Despite all of these new fees, and the simultaneous reduction in service, the airlines are still doing quite well.  Like many other industries, airlines will likely continue to increase fees and charges as much as the market will bear.  With the debatable success of all of these fees it is reasonable to question if airports couldn’t benefit from increasing these fees themselves.

In the past airports have relied heavily on the Airport Improvement Program (AIP) in order to fund major improvements like new runways, taxiways, or terminals.  However, as the cost of these improvements has increased there has not been a coinciding increase in funds.  Airports are having to get creative with ways to fund the projects they need because this previous source just isn’t cutting it.

One of these income sources are Passenger Facility Charges (PFC).  PFCs are currently capped by Congress at $4.50 but there is an increasing number of supporters trying to get that cap lifted.  The airports themselves are one of the biggest supporters of lifting the cap, but groups like AAAE are also lobbying hard to make this a reality.

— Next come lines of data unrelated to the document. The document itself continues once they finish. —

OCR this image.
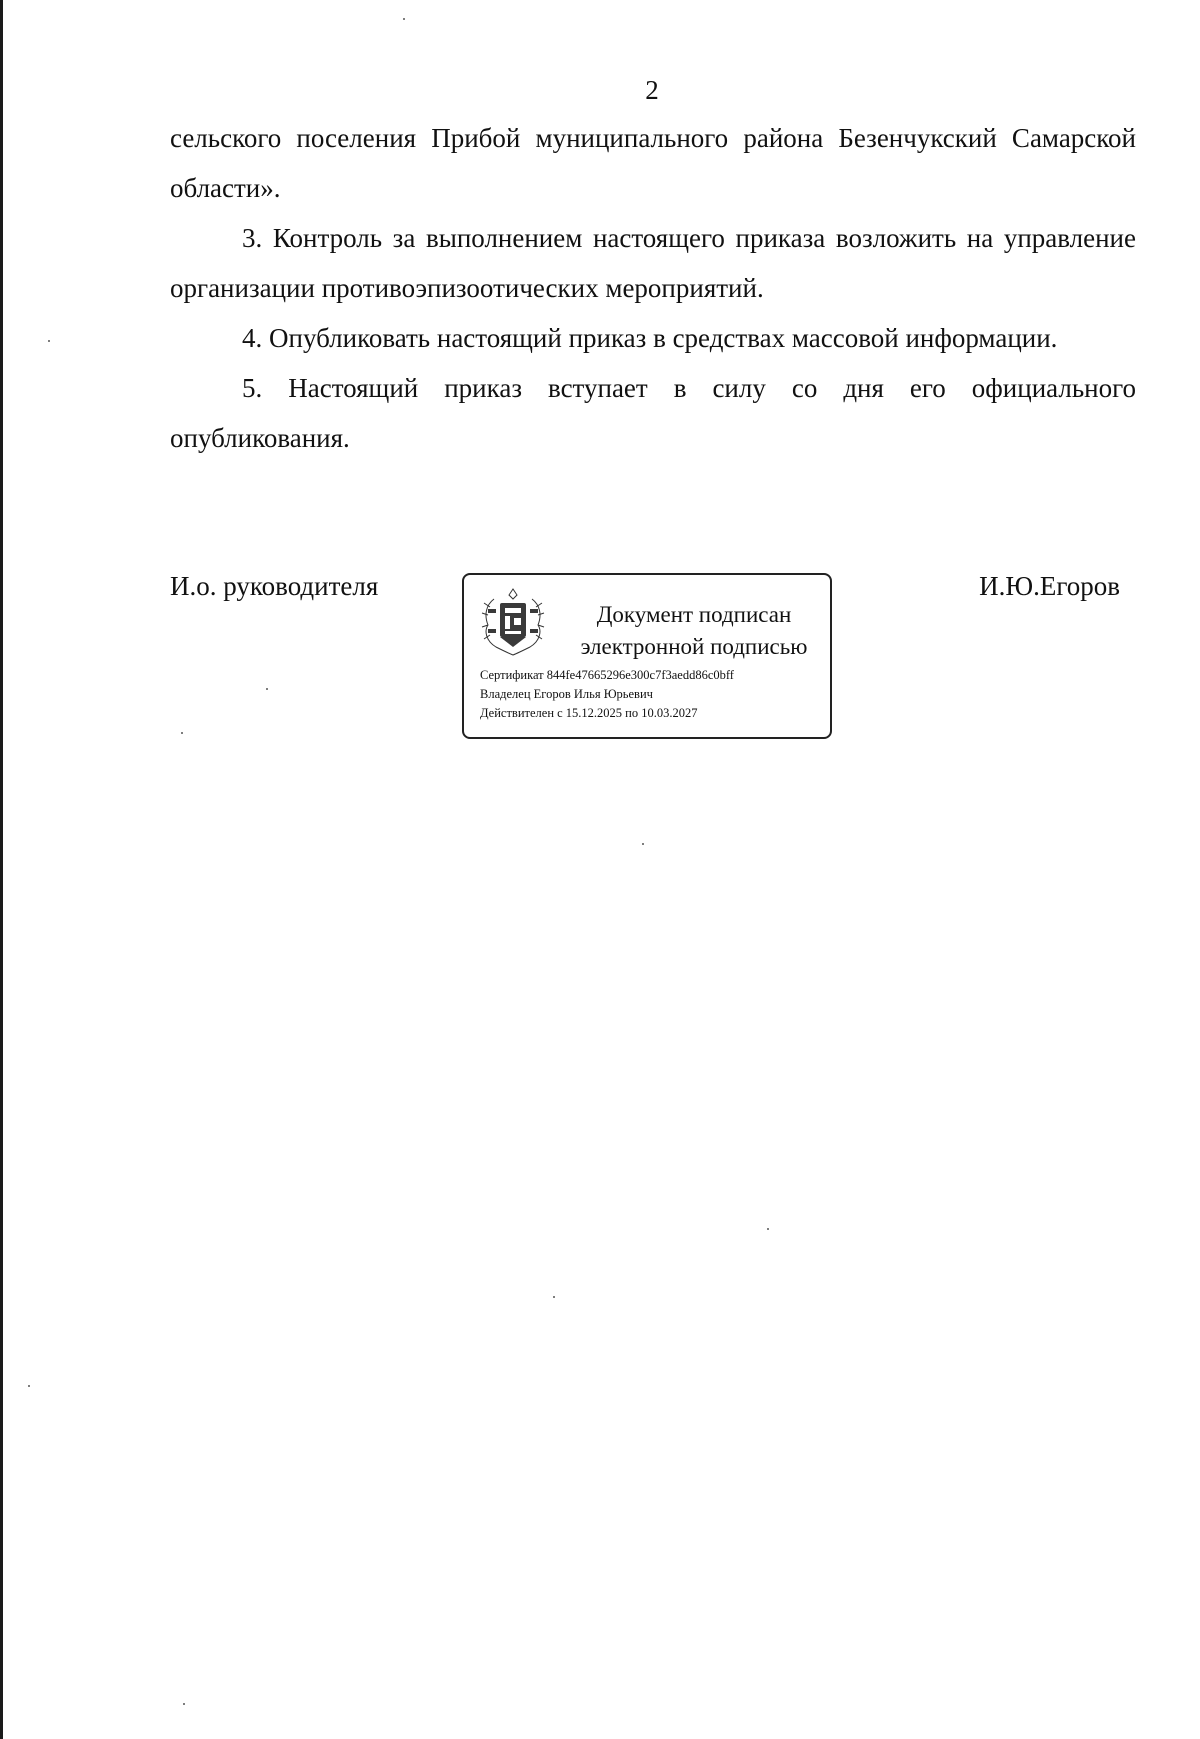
2

сельского поселения Прибой муниципального района Безенчукский Самарской области».

3. Контроль за выполнением настоящего приказа возложить на управление организации противоэпизоотических мероприятий.

4. Опубликовать настоящий приказ в средствах массовой информации.

5. Настоящий приказ вступает в силу со дня его официального опубликования.

И.о. руководителя
Документ подписан электронной подписью
Сертификат 844fe47665296e300c7f3aedd86c0bff
Владелец Егоров Илья Юрьевич
Действителен с 15.12.2025 по 10.03.2027
И.Ю.Егоров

I don’t know if PFCs are necessarily the answer, but it is time to give airports more ability to support themselves.  Congress has shown their complete ineptitude when it comes to pretty much anything, but especially when it comes to budgets and funding anything.  They need to get out of the way of the people who know how to fix problems and take care of their needs.

Whether it is PFCs or some other source, it is clear that airports need more funding to support their needs, let alone their wants.  What do you think, should Congress lift the cap on PFCs, or is there another way for airports to raise the money they need?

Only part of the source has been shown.